Conviction targets may account for the decline in rape prosecutions which are at their lowest since 2008. The Criminal Prosecution Service’s code of practice states that offenders must be charged if a conviction is in the public interest and is realistic, or more than 50% likely to be successful’ however a Law Society Gazette investigation has revealed the use of targets in prosecuting rape cases since 2016.

At that point prosecutors were advised to consider a conviction rate target of 60% following a charge of rape. Concerns have been raised that prosecutors may have been influenced to charge fewer suspects, or drop weaker cases in order to prosecute a smaller number of stronger cases. The CPS had not made public these targets however they were contained in periodic reports by HM Crown Prosecution Service Inspectorate (HMCPSI).

The CPS described the targets as ‘levels of ambition’ or performance benchmarks for the organisation’s achievements by the end of each financial year. They have denied that the targets constituted a change in policy regarding rape prosecutions.
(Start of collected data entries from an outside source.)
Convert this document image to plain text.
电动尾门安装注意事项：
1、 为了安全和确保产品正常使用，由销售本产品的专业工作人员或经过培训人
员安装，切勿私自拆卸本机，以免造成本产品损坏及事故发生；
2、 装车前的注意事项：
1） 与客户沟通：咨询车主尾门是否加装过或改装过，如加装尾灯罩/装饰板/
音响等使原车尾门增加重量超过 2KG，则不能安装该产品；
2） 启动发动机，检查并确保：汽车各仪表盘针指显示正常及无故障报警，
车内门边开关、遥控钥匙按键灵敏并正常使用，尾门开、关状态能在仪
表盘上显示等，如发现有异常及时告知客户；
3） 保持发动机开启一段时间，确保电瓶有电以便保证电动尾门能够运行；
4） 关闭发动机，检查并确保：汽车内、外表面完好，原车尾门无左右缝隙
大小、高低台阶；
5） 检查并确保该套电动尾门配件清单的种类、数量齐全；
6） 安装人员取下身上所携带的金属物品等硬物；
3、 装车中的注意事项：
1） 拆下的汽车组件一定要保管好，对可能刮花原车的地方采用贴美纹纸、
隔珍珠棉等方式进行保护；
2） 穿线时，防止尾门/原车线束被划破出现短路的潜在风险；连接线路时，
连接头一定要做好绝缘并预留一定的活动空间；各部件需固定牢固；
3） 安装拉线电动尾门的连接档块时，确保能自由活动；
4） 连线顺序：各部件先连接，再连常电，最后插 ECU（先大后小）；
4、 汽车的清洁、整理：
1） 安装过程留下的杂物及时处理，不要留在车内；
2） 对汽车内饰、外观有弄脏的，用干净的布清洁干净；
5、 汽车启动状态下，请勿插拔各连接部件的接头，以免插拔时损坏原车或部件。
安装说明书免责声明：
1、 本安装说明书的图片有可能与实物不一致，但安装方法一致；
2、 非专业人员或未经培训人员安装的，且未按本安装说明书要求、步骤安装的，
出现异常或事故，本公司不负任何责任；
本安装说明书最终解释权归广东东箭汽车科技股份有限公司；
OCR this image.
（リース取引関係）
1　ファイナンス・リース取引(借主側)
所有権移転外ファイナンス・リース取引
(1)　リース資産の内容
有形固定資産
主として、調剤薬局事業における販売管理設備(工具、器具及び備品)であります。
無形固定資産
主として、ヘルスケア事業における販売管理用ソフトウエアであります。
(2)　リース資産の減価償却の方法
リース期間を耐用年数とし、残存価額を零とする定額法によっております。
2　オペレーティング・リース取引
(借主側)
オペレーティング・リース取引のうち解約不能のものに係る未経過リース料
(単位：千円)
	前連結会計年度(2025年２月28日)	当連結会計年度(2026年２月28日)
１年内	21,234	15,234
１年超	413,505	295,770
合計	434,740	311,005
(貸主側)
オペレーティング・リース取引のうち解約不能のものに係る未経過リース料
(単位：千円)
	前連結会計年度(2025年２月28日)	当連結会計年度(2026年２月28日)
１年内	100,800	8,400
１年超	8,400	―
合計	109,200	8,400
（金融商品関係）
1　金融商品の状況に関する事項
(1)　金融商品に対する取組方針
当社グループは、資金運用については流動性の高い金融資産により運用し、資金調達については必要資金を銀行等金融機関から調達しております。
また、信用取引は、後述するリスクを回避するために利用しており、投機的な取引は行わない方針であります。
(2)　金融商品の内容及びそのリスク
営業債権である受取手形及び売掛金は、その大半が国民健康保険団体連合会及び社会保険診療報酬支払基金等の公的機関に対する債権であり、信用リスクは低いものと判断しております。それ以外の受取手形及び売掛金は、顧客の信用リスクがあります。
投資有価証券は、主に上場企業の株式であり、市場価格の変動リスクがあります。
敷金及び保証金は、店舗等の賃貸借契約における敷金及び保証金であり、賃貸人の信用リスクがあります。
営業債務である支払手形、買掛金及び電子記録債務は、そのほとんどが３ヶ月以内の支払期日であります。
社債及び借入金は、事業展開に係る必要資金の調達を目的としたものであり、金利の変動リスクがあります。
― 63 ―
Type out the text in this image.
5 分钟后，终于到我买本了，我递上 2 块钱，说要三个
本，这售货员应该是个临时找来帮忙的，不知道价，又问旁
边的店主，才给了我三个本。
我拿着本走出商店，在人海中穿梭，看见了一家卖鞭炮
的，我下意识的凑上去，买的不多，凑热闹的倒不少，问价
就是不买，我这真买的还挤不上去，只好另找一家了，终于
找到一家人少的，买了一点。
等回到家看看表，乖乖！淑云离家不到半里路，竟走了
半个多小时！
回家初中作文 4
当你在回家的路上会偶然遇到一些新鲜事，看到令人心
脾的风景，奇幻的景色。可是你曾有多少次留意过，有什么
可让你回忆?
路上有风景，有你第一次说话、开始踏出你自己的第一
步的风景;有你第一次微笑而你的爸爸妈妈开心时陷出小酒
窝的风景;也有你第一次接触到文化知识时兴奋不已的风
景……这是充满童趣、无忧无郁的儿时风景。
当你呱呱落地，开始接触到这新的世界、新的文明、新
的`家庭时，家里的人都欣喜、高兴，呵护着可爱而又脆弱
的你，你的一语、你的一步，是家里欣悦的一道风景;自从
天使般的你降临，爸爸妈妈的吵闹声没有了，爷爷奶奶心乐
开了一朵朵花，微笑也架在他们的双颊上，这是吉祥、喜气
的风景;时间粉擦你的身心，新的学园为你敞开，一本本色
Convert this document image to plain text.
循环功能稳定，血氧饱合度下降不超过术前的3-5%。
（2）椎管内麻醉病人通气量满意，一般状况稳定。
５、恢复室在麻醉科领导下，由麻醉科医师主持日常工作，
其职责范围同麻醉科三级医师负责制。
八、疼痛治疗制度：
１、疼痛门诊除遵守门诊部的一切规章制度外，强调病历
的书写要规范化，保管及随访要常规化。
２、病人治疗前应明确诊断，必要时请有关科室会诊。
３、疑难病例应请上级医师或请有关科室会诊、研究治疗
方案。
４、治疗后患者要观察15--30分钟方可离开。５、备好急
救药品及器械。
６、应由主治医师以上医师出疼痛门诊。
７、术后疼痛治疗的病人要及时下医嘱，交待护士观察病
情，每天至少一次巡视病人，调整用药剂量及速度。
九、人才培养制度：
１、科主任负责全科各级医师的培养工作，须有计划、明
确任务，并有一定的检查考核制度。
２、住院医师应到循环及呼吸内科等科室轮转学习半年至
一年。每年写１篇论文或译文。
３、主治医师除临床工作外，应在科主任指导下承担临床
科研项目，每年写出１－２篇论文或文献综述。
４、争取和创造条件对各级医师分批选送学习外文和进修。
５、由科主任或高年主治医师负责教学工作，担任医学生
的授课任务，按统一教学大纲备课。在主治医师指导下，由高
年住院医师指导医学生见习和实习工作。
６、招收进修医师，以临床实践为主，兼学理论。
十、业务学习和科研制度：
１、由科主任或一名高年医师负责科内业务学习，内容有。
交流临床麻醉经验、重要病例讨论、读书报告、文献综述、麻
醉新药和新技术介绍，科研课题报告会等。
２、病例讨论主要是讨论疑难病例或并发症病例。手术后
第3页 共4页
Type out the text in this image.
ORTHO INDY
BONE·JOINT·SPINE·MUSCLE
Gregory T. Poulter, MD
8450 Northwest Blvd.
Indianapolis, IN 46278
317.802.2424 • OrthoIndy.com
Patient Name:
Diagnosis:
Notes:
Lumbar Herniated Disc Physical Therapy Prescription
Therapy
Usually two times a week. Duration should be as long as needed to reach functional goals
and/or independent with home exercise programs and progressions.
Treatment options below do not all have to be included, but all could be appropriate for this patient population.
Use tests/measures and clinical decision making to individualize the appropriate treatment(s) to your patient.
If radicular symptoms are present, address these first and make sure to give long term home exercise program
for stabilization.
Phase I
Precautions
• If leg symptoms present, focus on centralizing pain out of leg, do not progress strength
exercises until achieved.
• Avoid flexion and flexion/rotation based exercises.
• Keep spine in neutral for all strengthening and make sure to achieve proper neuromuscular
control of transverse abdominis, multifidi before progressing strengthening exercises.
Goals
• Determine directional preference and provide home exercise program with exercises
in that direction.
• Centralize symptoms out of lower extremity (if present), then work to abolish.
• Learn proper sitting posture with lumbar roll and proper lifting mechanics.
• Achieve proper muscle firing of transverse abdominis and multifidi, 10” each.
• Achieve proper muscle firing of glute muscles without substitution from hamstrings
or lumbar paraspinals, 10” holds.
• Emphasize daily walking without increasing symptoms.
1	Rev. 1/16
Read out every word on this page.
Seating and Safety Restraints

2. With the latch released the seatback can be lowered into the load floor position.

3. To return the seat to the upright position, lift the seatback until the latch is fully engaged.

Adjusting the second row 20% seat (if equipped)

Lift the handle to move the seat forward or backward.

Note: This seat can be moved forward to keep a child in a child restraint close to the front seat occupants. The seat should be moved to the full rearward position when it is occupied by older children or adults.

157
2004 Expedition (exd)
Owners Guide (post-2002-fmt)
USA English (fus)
HMCPSI have been found to have used these conviction targets in their reports as recently as May 2019, despite the CPS claiming that the targets were scrapped in April 2018. A CPS spokesperson, speaking to the freelance journalist Melanie Newman writing for the Law Society Gazette, said they still monitor outcomes ‘but stopped measuring performance in this way as we recognised it may not adequately reflect that both an acquittal and a prosecutor stopping a case that no longer meets the code test can be examples of the system working properly’.

The Inspectorate’s report into the CPS Mersey-Cheshire region of April 2018 criticised a decline in Rape and Serious Sexual Offences convictions from 57.3% in 2016-17 to 54.6% in the 12 months up to September 2017. This is despite the fact that the actual number of rape convictions had increased from 100 to 138 over the same period.

In September this year a coalition of women’s rights organisations commenced legal proceedings against the Director of Public Prosecutions. In a letter threatening legal action of June this year the Centre for Women’s Justice, who represent the coalition, claimed that the CPS had covertly changed its policy and practice in relation to decision-making on rape cases.

Speaking on Newsnight earlier this week, the group’s director Harriet Wistrich said: ‘A change in the conviction rate would suggest if they’re being targeted to improve their convictions, the easiest way to do that is to take weaker cases out of the system.’ Their action against the CPS calls for the ‘highest level of scrutiny from Government’ into falling rape convictions.

The CPS deny any correlation between the use of conviction targets and the decline in rape prosecutions, and have blamed a fall in referrals to the CPS from the police. In August, the Rape Monitoring Group, coordinated by HM Inspectorate of Constabulary, published a report indicating a 2% conviction rate following a report of rape.